Belay Device For Thin Ropes
A belay device acts as a brake on the climbing rope by applying friction to it.
Belay device for thin ropes. Better to carry a bit more weight than skimp on safety. New topic reply to topic. The specific design of the rope channels facilitates smooth rope glide and reduces wear. The device plus the belayer s quick braking hand which locks off the free end of the rope helps keep tension on the rope and helps protect the climber at the other end.
It is an essential device for climbing safety. Usually constructed from trees boulders ice or rock features using webbing cordellete or rock climbing equipment some areas have fixed anchors such as bolts or pitons. The thinnest single ropes on the market today are only 8 5mm so having a belay device that can handle these thin ropes certainly adds value. With the right belay device a small weak climber can easily arrest the fall of a much heavier partner.
Which belay device for super thin ropes. A belay device is a mechanical piece of climbing equipment used to control a rope during belaying. The lightweight reverso is a multi functional belay rappel device designed for rock climbing multi pitch climbing and mountaineering. Tjin 03 feb 2017.
More importantly i ve never managed to make long rappels with figure 8 type devices without the rope getting at least somewhat twisted. A rope of this diameter can hold about twice the number of falls is tougher works in most belay devices and weigh just 9 to 13 grams more per meter. A friction device or friction hitch that allows rope to be played out in a controlled fashion under load with a minimal effort. These ropes hold about twice the number of falls are tougher work in all belay devices although they do weigh 9 to 13 grams more per meter.
To decide if a skinny rope is for you ask yourself if you would really benefit from the weight savings or if you would be better off paring back elsewhere.

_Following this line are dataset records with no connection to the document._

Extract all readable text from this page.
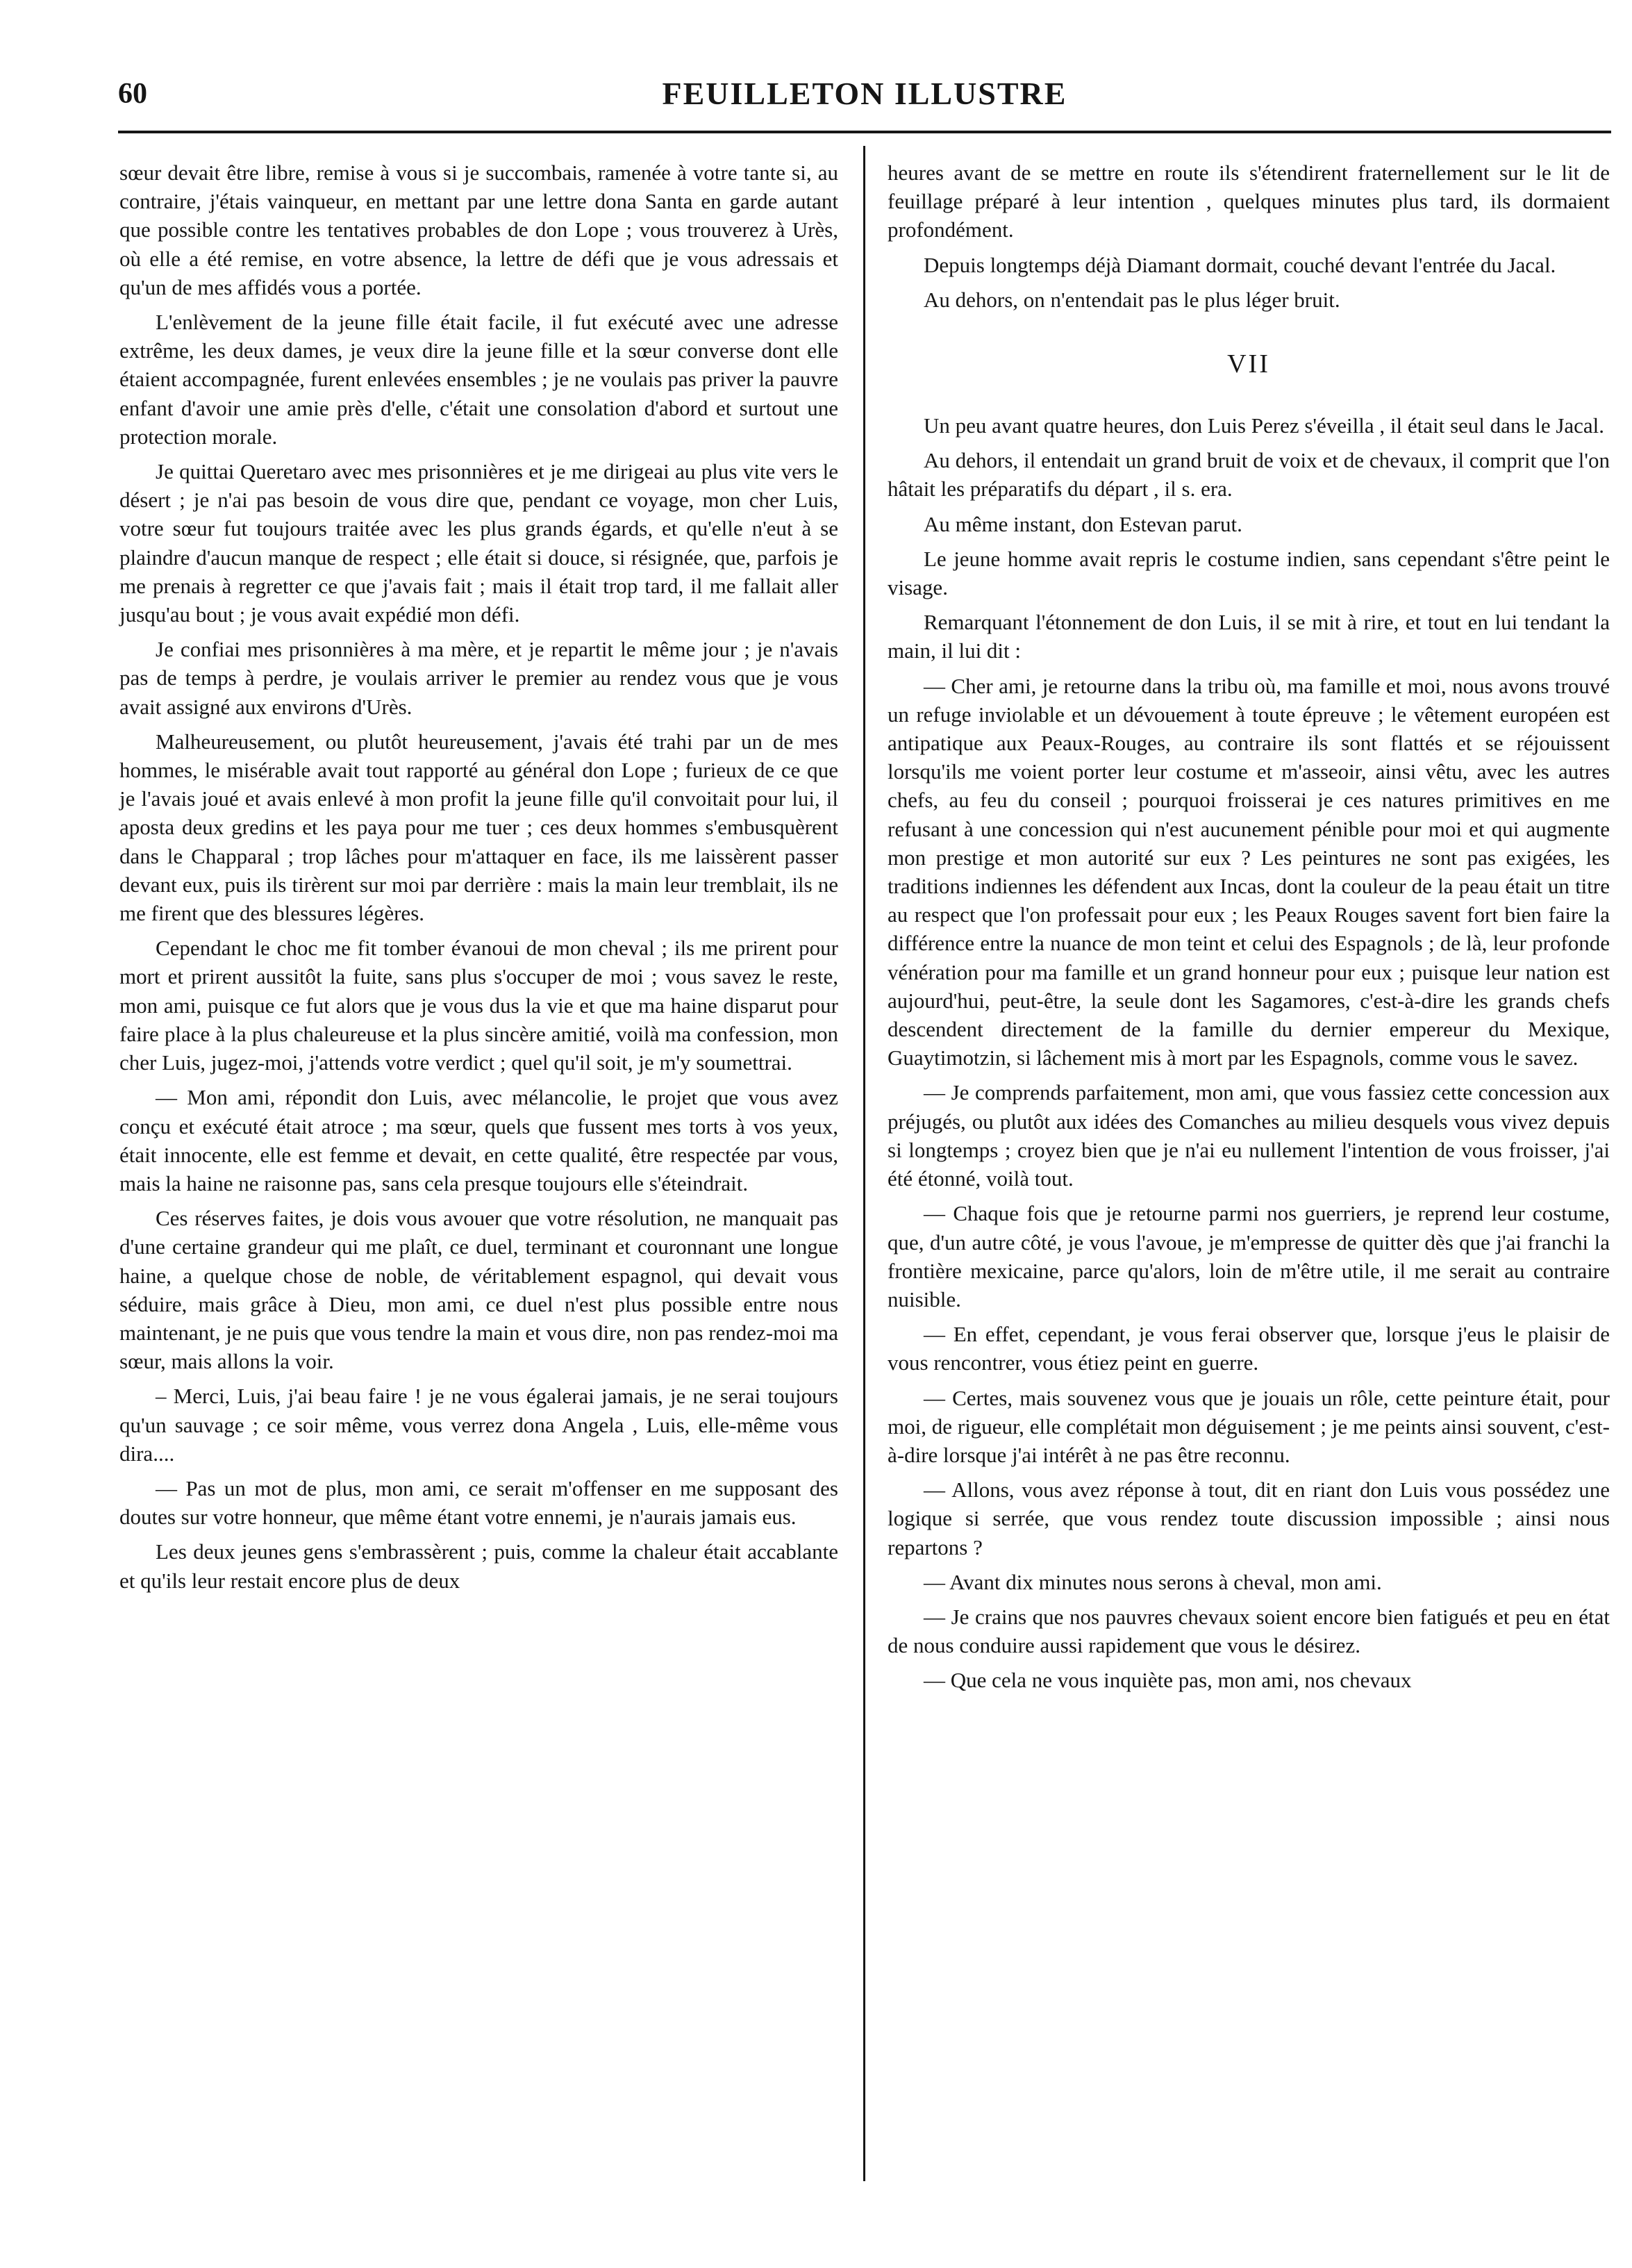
60	FEUILLETON ILLUSTRE

sœur devait être libre, remise à vous si je succombais, ramenée à votre tante si, au contraire, j'étais vainqueur, en mettant par une lettre dona Santa en garde autant que possible contre les tentatives probables de don Lope ; vous trouverez à Urès, où elle a été remise, en votre absence, la lettre de défi que je vous adressais et qu'un de mes affidés vous a portée.

L'enlèvement de la jeune fille était facile, il fut exécuté avec une adresse extrême, les deux dames, je veux dire la jeune fille et la sœur converse dont elle étaient accompagnée, furent enlevées ensembles ; je ne voulais pas priver la pauvre enfant d'avoir une amie près d'elle, c'était une consolation d'abord et surtout une protection morale.

Je quittai Queretaro avec mes prisonnières et je me dirigeai au plus vite vers le désert ; je n'ai pas besoin de vous dire que, pendant ce voyage, mon cher Luis, votre sœur fut toujours traitée avec les plus grands égards, et qu'elle n'eut à se plaindre d'aucun manque de respect ; elle était si douce, si résignée, que, parfois je me prenais à regretter ce que j'avais fait ; mais il était trop tard, il me fallait aller jusqu'au bout ; je vous avait expédié mon défi.

Je confiai mes prisonnières à ma mère, et je repartit le même jour ; je n'avais pas de temps à perdre, je voulais arriver le premier au rendez vous que je vous avait assigné aux environs d'Urès.

Malheureusement, ou plutôt heureusement, j'avais été trahi par un de mes hommes, le misérable avait tout rapporté au général don Lope ; furieux de ce que je l'avais joué et avais enlevé à mon profit la jeune fille qu'il convoitait pour lui, il aposta deux gredins et les paya pour me tuer ; ces deux hommes s'embusquèrent dans le Chapparal ; trop lâches pour m'attaquer en face, ils me laissèrent passer devant eux, puis ils tirèrent sur moi par derrière : mais la main leur tremblait, ils ne me firent que des blessures légères.

Cependant le choc me fit tomber évanoui de mon cheval ; ils me prirent pour mort et prirent aussitôt la fuite, sans plus s'occuper de moi ; vous savez le reste, mon ami, puisque ce fut alors que je vous dus la vie et que ma haine disparut pour faire place à la plus chaleureuse et la plus sincère amitié, voilà ma confession, mon cher Luis, jugez-moi, j'attends votre verdict ; quel qu'il soit, je m'y soumettrai.

— Mon ami, répondit don Luis, avec mélancolie, le projet que vous avez conçu et exécuté était atroce ; ma sœur, quels que fussent mes torts à vos yeux, était innocente, elle est femme et devait, en cette qualité, être respectée par vous, mais la haine ne raisonne pas, sans cela presque toujours elle s'éteindrait.

Ces réserves faites, je dois vous avouer que votre résolution, ne manquait pas d'une certaine grandeur qui me plaît, ce duel, terminant et couronnant une longue haine, a quelque chose de noble, de véritablement espagnol, qui devait vous séduire, mais grâce à Dieu, mon ami, ce duel n'est plus possible entre nous maintenant, je ne puis que vous tendre la main et vous dire, non pas rendez-moi ma sœur, mais allons la voir.

– Merci, Luis, j'ai beau faire ! je ne vous égalerai jamais, je ne serai toujours qu'un sauvage ; ce soir même, vous verrez dona Angela , Luis, elle-même vous dira....

— Pas un mot de plus, mon ami, ce serait m'offenser en me supposant des doutes sur votre honneur, que même étant votre ennemi, je n'aurais jamais eus.

Les deux jeunes gens s'embrassèrent ; puis, comme la chaleur était accablante et qu'ils leur restait encore plus de deux

heures avant de se mettre en route ils s'étendirent fraternellement sur le lit de feuillage préparé à leur intention , quelques minutes plus tard, ils dormaient profondément.

Depuis longtemps déjà Diamant dormait, couché devant l'entrée du Jacal.

Au dehors, on n'entendait pas le plus léger bruit.

VII

Un peu avant quatre heures, don Luis Perez s'éveilla , il était seul dans le Jacal.

Au dehors, il entendait un grand bruit de voix et de chevaux, il comprit que l'on hâtait les préparatifs du départ , il s. era.

Au même instant, don Estevan parut.

Le jeune homme avait repris le costume indien, sans cependant s'être peint le visage.

Remarquant l'étonnement de don Luis, il se mit à rire, et tout en lui tendant la main, il lui dit :

— Cher ami, je retourne dans la tribu où, ma famille et moi, nous avons trouvé un refuge inviolable et un dévouement à toute épreuve ; le vêtement européen est antipatique aux Peaux-Rouges, au contraire ils sont flattés et se réjouissent lorsqu'ils me voient porter leur costume et m'asseoir, ainsi vêtu, avec les autres chefs, au feu du conseil ; pourquoi froisserai je ces natures primitives en me refusant à une concession qui n'est aucunement pénible pour moi et qui augmente mon prestige et mon autorité sur eux ? Les peintures ne sont pas exigées, les traditions indiennes les défendent aux Incas, dont la couleur de la peau était un titre au respect que l'on professait pour eux ; les Peaux Rouges savent fort bien faire la différence entre la nuance de mon teint et celui des Espagnols ; de là, leur profonde vénération pour ma famille et un grand honneur pour eux ; puisque leur nation est aujourd'hui, peut-être, la seule dont les Sagamores, c'est-à-dire les grands chefs descendent directement de la famille du dernier empereur du Mexique, Guaytimotzin, si lâchement mis à mort par les Espagnols, comme vous le savez.

— Je comprends parfaitement, mon ami, que vous fassiez cette concession aux préjugés, ou plutôt aux idées des Comanches au milieu desquels vous vivez depuis si longtemps ; croyez bien que je n'ai eu nullement l'intention de vous froisser, j'ai été étonné, voilà tout.

— Chaque fois que je retourne parmi nos guerriers, je reprend leur costume, que, d'un autre côté, je vous l'avoue, je m'empresse de quitter dès que j'ai franchi la frontière mexicaine, parce qu'alors, loin de m'être utile, il me serait au contraire nuisible.

— En effet, cependant, je vous ferai observer que, lorsque j'eus le plaisir de vous rencontrer, vous étiez peint en guerre.

— Certes, mais souvenez vous que je jouais un rôle, cette peinture était, pour moi, de rigueur, elle complétait mon déguisement ; je me peints ainsi souvent, c'est-à-dire lorsque j'ai intérêt à ne pas être reconnu.

— Allons, vous avez réponse à tout, dit en riant don Luis vous possédez une logique si serrée, que vous rendez toute discussion impossible ; ainsi nous repartons ?

— Avant dix minutes nous serons à cheval, mon ami.

— Je crains que nos pauvres chevaux soient encore bien fatigués et peu en état de nous conduire aussi rapidement que vous le désirez.

— Que cela ne vous inquiète pas, mon ami, nos chevaux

It is the basis for a relationship of absolute trust between climber and belayer because the belayer literally holds the climber s life in their hands. Static rope is ideal but often dynamic rope is used. The ats might provide enough friction maybe the pirahna as well although they both seem a bit heavy which slightly negates the advantage of such a thin rappel rope.
Nevertheless your rope is your most critical piece of gear. It is designed to improve belay safety for the climber by allowing the belayer to manage their duties with minimal physical effort. This topic has been archived and won t accept reply postings. While belaying may seem straightforward there are a lot of ways a belayer can make a climber feel safe and secure.
One option is to upsize the rope to 10mm. How to belay properly is the most essential skill in climbing because catching a fall well hinges entirely on the belayer. On the upper end of the scale ropes over 9 8mm especially ones that are worn a bit so they are fuzzy create extra friction that can make it hard to easily force them through a belay device quickly.